The statue stood tall and dignified; in one hand an open book, in the other an ink quill. A mouthless mask covered the face, but the rest of the statue’s features were distinctly masculine. A fine robe had been carved, intricate in its detail and so lifelike she thought it must feel like silk and velvet to touch. Though there were no patrons kneeling in supplication, a great many partially melted candles surrounded the statue’s slipper clad feet. The flames bent back and forth with a delicate wind, playing shadows along the wall and drawing her attention to the shape of the man, his stature, and the way the quill fit so naturally within an aged hand. In a strange moment somewhere between her last breath and the next, a sense of familiarity enveloped her.
“Dnara?” Athan called from across the hall before his bootsteps led him to where she stood, staring up at the masked statue and its open book. “There you are.”
“Who is this?” she asked without shifting her gaze away from the statue.
“The Storyteller,” Athan answered, stopping a step behind her.
“The Storyteller...” she repeated, hoping the name would reinforce the sensation of familiarity.
“Yeah, you know? God of Destiny?”
But, she didn’t know. Of all the gods she’d been instructed to learn about, she’d never been told this one’s story. “Why is he apart from the others?”
“He’s not worshiped by many in Carnath,” Athan explained. “We like to think ourselves the masters of our own destinies.”
“Oh.” She relaxed. “Maybe that’s why my keeper never spoke of him when he shared stories of the other gods.”
“Maybe,” Athan shrugged. “Ishkar is much more popular in Orynthis.”
Her heart stopped. “Ishkar?”
“Yeah, that’s his true name, those in Orynthis say. We just call him the Storyteller, because that’s what he does. He writes down the story of Ellium, what has happened and what will happen. Not... Not that I fully believe any of that. He was probably just some old guy from a long time ago who wrote down the history of kingdoms and wars and whatnot.” He paused, then said more quietly, “Except...”
“Except?” The word barely made it past a throat that had gone dry, her mind still hung on a name she’d done everything to forget.
“Well, there are the Oracles,” Athan continued. “Books of prophecy. Never seen one myself; not many have. They’re kept in a vault in Orynthis. Supposedly he wrote them, over a thousand years ago, and they contain verses that are supposed to describe events that haven’t happened yet. Or, at least they did. The last verse in the last book, if the scholars are to be believed, stopped after foretelling the Declaration of Oranges.”
“Oranges?” The confusion growing within Dnara’s mind only compounded the unease swelling her chest as she stood under the masked gaze of the statue bearing a name she should not know but did.

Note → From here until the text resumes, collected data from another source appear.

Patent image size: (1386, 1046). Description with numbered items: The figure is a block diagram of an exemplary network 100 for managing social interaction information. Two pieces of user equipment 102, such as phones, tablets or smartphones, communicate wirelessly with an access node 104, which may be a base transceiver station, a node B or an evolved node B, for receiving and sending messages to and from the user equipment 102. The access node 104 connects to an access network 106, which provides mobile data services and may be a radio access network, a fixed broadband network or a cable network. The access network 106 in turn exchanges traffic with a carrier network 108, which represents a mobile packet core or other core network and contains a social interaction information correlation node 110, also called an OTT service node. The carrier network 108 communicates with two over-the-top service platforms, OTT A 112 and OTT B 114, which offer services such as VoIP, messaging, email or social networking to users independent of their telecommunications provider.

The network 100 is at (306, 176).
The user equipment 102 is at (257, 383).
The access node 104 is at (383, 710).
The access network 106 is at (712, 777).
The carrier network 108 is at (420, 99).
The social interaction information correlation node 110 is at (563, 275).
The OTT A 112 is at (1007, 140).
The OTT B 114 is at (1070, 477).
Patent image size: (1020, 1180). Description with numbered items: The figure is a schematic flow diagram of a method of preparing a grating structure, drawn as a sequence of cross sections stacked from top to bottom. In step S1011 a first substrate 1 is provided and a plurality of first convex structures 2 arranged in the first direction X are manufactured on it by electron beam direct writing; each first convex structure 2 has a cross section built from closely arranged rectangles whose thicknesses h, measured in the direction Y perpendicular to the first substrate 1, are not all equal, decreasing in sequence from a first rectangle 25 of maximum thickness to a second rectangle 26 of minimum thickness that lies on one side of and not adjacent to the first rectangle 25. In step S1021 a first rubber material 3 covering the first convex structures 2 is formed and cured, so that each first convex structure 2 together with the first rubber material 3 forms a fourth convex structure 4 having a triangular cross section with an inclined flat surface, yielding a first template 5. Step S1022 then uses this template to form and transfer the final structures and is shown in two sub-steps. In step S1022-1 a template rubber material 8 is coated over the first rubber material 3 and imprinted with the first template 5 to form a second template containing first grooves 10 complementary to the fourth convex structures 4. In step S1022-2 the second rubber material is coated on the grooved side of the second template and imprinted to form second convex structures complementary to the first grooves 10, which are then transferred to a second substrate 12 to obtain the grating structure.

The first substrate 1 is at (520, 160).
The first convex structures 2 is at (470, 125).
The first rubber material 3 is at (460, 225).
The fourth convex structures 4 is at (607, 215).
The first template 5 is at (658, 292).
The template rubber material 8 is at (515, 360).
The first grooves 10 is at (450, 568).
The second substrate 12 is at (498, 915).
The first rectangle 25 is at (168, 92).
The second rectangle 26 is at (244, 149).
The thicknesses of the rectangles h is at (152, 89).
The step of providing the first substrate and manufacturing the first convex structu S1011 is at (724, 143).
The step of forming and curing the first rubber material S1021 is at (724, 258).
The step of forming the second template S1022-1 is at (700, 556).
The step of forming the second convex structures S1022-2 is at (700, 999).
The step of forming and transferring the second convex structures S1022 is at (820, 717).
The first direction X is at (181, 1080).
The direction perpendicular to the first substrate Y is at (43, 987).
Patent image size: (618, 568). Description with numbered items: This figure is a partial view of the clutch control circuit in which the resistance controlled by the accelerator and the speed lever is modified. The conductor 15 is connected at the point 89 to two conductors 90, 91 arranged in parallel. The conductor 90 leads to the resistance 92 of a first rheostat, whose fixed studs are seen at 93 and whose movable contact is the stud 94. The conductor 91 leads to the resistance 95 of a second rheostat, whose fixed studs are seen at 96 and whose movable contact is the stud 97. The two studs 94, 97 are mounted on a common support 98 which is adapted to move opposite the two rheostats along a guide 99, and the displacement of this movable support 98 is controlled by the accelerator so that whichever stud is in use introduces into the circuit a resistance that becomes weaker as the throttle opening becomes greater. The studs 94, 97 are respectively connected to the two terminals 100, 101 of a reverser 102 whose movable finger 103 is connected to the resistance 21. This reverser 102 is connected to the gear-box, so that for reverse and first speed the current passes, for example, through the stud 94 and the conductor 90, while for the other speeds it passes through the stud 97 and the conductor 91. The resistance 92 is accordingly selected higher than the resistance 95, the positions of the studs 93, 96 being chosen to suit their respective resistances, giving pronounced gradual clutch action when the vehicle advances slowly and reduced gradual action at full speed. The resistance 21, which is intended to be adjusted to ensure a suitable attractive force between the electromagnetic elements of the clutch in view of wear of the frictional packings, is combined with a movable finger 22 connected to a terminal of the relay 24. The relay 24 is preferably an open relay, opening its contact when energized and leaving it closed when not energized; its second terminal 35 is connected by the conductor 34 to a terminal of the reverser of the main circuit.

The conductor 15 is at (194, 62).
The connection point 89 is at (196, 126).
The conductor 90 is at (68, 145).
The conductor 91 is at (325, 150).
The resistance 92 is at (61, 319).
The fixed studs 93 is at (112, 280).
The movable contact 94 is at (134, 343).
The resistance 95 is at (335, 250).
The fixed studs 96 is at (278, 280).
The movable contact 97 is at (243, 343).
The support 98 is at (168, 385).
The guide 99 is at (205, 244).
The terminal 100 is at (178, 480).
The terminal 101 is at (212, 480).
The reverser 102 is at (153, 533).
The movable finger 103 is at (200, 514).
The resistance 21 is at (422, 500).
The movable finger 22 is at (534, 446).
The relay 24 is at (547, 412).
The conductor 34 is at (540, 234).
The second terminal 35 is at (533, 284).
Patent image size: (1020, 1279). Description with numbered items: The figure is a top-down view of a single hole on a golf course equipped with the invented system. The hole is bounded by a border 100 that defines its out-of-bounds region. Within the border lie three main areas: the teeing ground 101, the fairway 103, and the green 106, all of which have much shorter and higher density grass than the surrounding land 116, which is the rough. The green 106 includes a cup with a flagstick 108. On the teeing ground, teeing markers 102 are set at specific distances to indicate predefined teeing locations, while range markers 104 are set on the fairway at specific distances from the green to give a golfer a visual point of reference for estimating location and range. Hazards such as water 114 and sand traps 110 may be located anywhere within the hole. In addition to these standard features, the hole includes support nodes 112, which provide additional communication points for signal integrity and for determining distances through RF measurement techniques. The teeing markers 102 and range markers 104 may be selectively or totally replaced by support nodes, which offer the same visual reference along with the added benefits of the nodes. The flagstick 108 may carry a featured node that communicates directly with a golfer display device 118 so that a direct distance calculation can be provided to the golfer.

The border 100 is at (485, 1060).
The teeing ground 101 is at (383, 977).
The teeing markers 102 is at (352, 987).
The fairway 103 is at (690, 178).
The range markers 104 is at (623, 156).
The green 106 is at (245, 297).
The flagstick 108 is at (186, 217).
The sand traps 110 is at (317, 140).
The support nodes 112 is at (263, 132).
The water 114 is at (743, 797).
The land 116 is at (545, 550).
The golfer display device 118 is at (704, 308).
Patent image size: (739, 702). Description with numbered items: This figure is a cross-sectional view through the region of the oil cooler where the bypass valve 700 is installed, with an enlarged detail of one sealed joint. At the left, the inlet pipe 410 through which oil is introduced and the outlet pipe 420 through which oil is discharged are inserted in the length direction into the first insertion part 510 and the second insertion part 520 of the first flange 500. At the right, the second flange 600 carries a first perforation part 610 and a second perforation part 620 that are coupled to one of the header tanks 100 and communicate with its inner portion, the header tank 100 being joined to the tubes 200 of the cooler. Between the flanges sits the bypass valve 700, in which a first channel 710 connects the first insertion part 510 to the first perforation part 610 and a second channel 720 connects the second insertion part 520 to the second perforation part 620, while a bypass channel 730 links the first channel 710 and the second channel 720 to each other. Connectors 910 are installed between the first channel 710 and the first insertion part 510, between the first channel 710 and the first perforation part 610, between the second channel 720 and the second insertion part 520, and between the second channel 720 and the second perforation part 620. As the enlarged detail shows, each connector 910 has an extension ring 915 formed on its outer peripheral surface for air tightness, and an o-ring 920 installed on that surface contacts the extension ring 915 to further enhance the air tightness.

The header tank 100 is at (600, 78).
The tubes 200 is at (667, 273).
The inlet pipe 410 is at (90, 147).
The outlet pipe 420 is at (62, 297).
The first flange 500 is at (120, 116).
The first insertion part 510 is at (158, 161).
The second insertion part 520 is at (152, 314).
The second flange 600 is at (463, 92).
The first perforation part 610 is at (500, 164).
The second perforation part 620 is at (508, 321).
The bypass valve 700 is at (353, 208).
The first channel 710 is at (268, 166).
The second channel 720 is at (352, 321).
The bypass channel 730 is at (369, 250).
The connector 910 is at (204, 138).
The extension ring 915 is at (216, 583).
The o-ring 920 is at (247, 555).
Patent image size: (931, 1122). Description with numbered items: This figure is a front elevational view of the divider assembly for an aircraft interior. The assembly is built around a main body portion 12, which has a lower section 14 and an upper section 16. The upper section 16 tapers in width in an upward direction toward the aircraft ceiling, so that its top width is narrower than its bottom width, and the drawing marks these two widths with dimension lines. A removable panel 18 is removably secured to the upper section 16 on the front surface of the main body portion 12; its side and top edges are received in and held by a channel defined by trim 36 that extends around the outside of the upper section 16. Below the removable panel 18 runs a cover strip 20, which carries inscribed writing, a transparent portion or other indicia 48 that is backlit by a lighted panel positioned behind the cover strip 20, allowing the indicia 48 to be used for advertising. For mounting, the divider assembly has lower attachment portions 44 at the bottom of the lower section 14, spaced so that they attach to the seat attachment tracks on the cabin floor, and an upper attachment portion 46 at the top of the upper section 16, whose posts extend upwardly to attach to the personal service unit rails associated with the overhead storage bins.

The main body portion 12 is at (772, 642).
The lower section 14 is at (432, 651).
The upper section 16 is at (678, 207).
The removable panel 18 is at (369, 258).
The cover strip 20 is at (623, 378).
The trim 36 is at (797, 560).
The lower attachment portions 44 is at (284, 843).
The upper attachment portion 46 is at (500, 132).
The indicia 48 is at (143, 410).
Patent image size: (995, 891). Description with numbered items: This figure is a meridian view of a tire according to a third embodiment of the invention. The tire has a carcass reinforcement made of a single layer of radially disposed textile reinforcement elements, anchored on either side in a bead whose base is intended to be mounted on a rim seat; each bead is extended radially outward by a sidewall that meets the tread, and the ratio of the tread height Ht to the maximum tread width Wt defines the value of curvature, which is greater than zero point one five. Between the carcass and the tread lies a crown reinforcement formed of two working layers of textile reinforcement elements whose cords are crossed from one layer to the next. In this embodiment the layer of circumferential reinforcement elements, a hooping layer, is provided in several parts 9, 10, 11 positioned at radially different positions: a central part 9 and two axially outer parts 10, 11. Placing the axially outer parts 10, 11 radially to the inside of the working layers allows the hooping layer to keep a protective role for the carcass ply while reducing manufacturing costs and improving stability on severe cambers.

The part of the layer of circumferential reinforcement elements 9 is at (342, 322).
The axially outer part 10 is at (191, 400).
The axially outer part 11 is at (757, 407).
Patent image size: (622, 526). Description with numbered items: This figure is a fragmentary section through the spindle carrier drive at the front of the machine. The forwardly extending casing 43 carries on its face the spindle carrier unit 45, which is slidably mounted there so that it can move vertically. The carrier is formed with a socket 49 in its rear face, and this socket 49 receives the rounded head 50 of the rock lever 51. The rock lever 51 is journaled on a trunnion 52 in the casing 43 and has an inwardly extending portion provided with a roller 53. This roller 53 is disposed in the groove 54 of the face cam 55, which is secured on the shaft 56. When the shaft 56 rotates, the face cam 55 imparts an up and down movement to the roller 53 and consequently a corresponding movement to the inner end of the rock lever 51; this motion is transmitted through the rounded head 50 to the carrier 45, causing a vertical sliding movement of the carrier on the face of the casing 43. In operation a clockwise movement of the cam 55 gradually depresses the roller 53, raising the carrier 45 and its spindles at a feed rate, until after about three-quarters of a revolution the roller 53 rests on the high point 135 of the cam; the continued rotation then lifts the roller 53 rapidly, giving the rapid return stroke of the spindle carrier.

“Yeah... You know, the declaration by King Fornel to begin burning...all the...fields...” He trailed off as her head slowly shook from side to side, her eyes wide and her mind overwhelmed by all she did not know. “You don’t know? Do you know of King Fornel? King Lelandis’s grandfather? ...No? Okay, what about the Silent Agreement? The Four Pillars? ...The fall of D’nas Glas, or-” He stopped as her head shook without pause. “Just how old were those books in that tower?”
“Older than I had realized,” she whispered, as if speaking too loudly may awaken the statue, assured it would have a familiar face behind the mouthless mask. But, it couldn’t be. It didn’t make sense. So many things in this world didn’t make sense...
“Dnara,” Athan, too, whispered, his voice hushed in concern as his hand touched her shoulder. “What’s wrong? You... You look as if you’ve seen a ghost.”
“I have. Or, heard one, at least.” She faced away from the mask, meeting Athan’s gaze. “Is... Is Ishkar a name sometimes used by others as their own?”
Athan’s brow knit in confusion. “I... I wouldn’t think so. I mean, it’d take some ego to name yourself or your kid after a god, right?”
“The ego of a mage?” she asked, hopeful as yet to have some sense thrown upon a world she didn’t understand.
“Yeah, I guess if anyone would, it’d be a mage. Ishkar himself had to have been a powerful mage to have the gift of prophecy. Why do you ask?”
“My keeper is, was, a most powerful mage.” Dnara looked back up at the masked face, wishing to have it removed so she could ease the swirling uncertainty surrounding her in this small enclave. “But, gods don’t die, do they?”
“I don’t understand what you’re trying to say,” Athan replied instead of answering.
“Neither do I.” She reached out to a lit candle, held her hand over the flame and felt the heat tickling her palm. Words carried by the wind whispered from the shadows, pleading with her to understand, to give them a voice in a world that could not hear them. “There is so much I don’t understand, Athan. I feel close to an answer, a reason for all this...madness, but it eludes me.”